(February 28, 2018 at 12:24 am)RoadRunner79 Wrote:(February 27, 2018 at 11:34 pm)Grandizer Wrote: There is no end, but no matter how far you go through the set, there is already an element to observe.
Just use your imagination and assume all elements actually already exist in the set of positive integers:
{1, 2, 3, 4, 5, 6, 7, 8, 9, 10, ...}
The elements are all already there, including 11 and so on. Can you add more positive integers to the set that aren't already there yet? No! No matter how far you go through the set, any last integer you reach would have already been an element of the set. It didn't need your observation to bring it into being.
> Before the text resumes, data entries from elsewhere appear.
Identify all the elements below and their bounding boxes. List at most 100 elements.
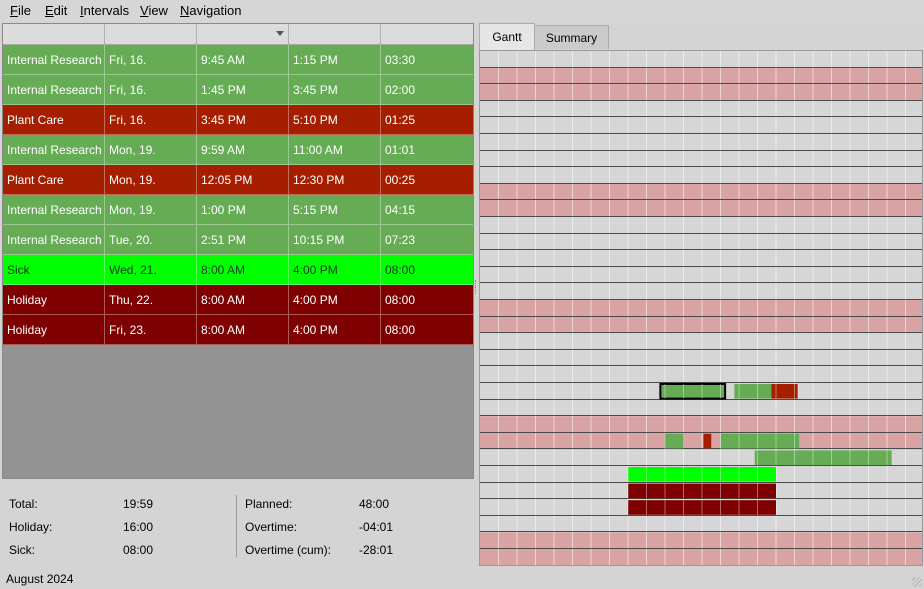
menu-edit-mnemonic: E <box>45 3 54 18</box>
cell-start: 12:05 PM <box>197 165 289 195</box>
planned-label: Planned: <box>245 497 293 511</box>
resize-grip-icon[interactable] <box>912 577 922 587</box>
gantt-chart[interactable] <box>479 50 923 566</box>
table-row[interactable]: Plant Care Mon, 19. 12:05 PM 12:30 PM 00:25 <box>3 165 473 195</box>
gantt-bar-plant-care[interactable] <box>771 384 798 399</box>
table-row[interactable]: Internal Research Tue, 20. 2:51 PM 10:15 PM… <box>3 225 473 255</box>
menu-intervals-mnemonic: I <box>80 3 84 18</box>
gantt-bar-sick[interactable] <box>628 467 776 482</box>
table-header <box>3 24 473 45</box>
cell-end: 1:15 PM <box>289 45 381 75</box>
intervals-table[interactable]: Internal Research Fri, 16. 9:45 AM 1:15 PM 0… <box>2 23 474 479</box>
menu-file-rest: ile <box>17 3 31 18</box>
menu-file[interactable]: File <box>10 3 31 18</box>
cell-project: Sick <box>3 255 105 285</box>
cell-start: 2:51 PM <box>197 225 289 255</box>
holiday-value: 16:00 <box>123 520 154 534</box>
overtime-label: Overtime: <box>245 520 298 534</box>
tab-gantt[interactable]: Gantt <box>479 23 535 50</box>
cell-duration: 08:00 <box>381 285 473 315</box>
cell-date: Mon, 19. <box>105 195 197 225</box>
table-row[interactable]: Internal Research Fri, 16. 1:45 PM 3:45 PM 0… <box>3 75 473 105</box>
table-row[interactable]: Holiday Fri, 23. 8:00 AM 4:00 PM 08:00 <box>3 315 473 345</box>
table-row[interactable]: Holiday Thu, 22. 8:00 AM 4:00 PM 08:00 <box>3 285 473 315</box>
menu-navigation-mnemonic: N <box>180 3 190 18</box>
cell-end: 4:00 PM <box>289 315 381 345</box>
cell-date: Fri, 16. <box>105 45 197 75</box>
cell-date: Wed, 21. <box>105 255 197 285</box>
cell-project: Plant Care <box>3 165 105 195</box>
summary-divider <box>236 495 237 557</box>
total-value: 19:59 <box>123 497 154 511</box>
cell-start: 1:00 PM <box>197 195 289 225</box>
table-row[interactable]: Plant Care Fri, 16. 3:45 PM 5:10 PM 01:25 <box>3 105 473 135</box>
status-month: August 2024 <box>6 572 74 586</box>
cell-duration: 04:15 <box>381 195 473 225</box>
cell-project: Plant Care <box>3 105 105 135</box>
menu-bar: File Edit Intervals View Navigation <box>0 0 924 22</box>
menu-navigation[interactable]: Navigation <box>180 3 242 18</box>
gantt-bar-internal-research[interactable] <box>720 433 800 449</box>
gantt-bar-plant-care[interactable] <box>703 433 712 449</box>
gantt-bar-internal-research[interactable] <box>734 384 772 399</box>
cell-project: Internal Research <box>3 45 105 75</box>
overtime-cum-value: -28:01 <box>359 543 394 557</box>
column-header-project[interactable] <box>3 24 105 44</box>
cell-project: Internal Research <box>3 225 105 255</box>
cell-project: Internal Research <box>3 135 105 165</box>
column-header-end[interactable] <box>289 24 381 44</box>
cell-duration: 00:25 <box>381 165 473 195</box>
cell-end: 3:45 PM <box>289 75 381 105</box>
cell-date: Mon, 19. <box>105 165 197 195</box>
menu-file-mnemonic: F <box>10 3 18 18</box>
tab-summary[interactable]: Summary <box>534 25 609 49</box>
cell-end: 4:00 PM <box>289 285 381 315</box>
cell-date: Mon, 19. <box>105 135 197 165</box>
table-row[interactable]: Internal Research Mon, 19. 1:00 PM 5:15 PM 0… <box>3 195 473 225</box>
cell-end: 4:00 PM <box>289 255 381 285</box>
cell-start: 8:00 AM <box>197 315 289 345</box>
gantt-bar-internal-research[interactable] <box>659 383 727 400</box>
cell-date: Thu, 22. <box>105 285 197 315</box>
view-tabs: Gantt Summary <box>479 23 924 50</box>
cell-duration: 01:01 <box>381 135 473 165</box>
column-header-start[interactable] <box>197 24 289 44</box>
summary-panel: Total: 19:59 Holiday: 16:00 Sick: 08:00 … <box>0 485 476 565</box>
gantt-bar-internal-research[interactable] <box>754 450 892 465</box>
menu-intervals[interactable]: Intervals <box>80 3 130 18</box>
total-label: Total: <box>9 497 38 511</box>
cell-end: 5:15 PM <box>289 195 381 225</box>
menu-view-mnemonic: V <box>140 3 149 18</box>
cell-project: Internal Research <box>3 195 105 225</box>
column-header-date[interactable] <box>105 24 197 44</box>
sick-value: 08:00 <box>123 543 154 557</box>
table-row[interactable]: Internal Research Fri, 16. 9:45 AM 1:15 PM 0… <box>3 45 473 75</box>
gantt-bar-holiday[interactable] <box>628 483 776 499</box>
planned-value: 48:00 <box>359 497 390 511</box>
cell-project: Internal Research <box>3 75 105 105</box>
cell-end: 10:15 PM <box>289 225 381 255</box>
cell-duration: 01:25 <box>381 105 473 135</box>
cell-date: Fri, 16. <box>105 75 197 105</box>
menu-view[interactable]: View <box>140 3 168 18</box>
menu-edit[interactable]: Edit <box>45 3 68 18</box>
table-row[interactable]: Internal Research Mon, 19. 9:59 AM 11:00 AM… <box>3 135 473 165</box>
table-row[interactable]: Sick Wed, 21. 8:00 AM 4:00 PM 08:00 <box>3 255 473 285</box>
cell-start: 1:45 PM <box>197 75 289 105</box>
cell-end: 5:10 PM <box>289 105 381 135</box>
gantt-canvas[interactable] <box>480 51 923 566</box>
cell-date: Fri, 16. <box>105 105 197 135</box>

Even if it was Graham's number, or TREE(3), they're already there (assuming they're integers, of course; if not, ignore this last sentence).
What are you saying that the term “actual” means in the term.
I take it to mean that it is completed or actualized. Yet the term infinite means without limit or end... or in other words never completed. It is similar to a square circle.
There also would not be a total quantity of the set.
Yes, "actual" means "complete" ... as opposed to "potential". It doesn't mean that, necessarily, an actual infinity must have ends. A complete set means that it has all the required elements in it (which is rather redundant to say, but this is what I have to deal with in order to explain this to you).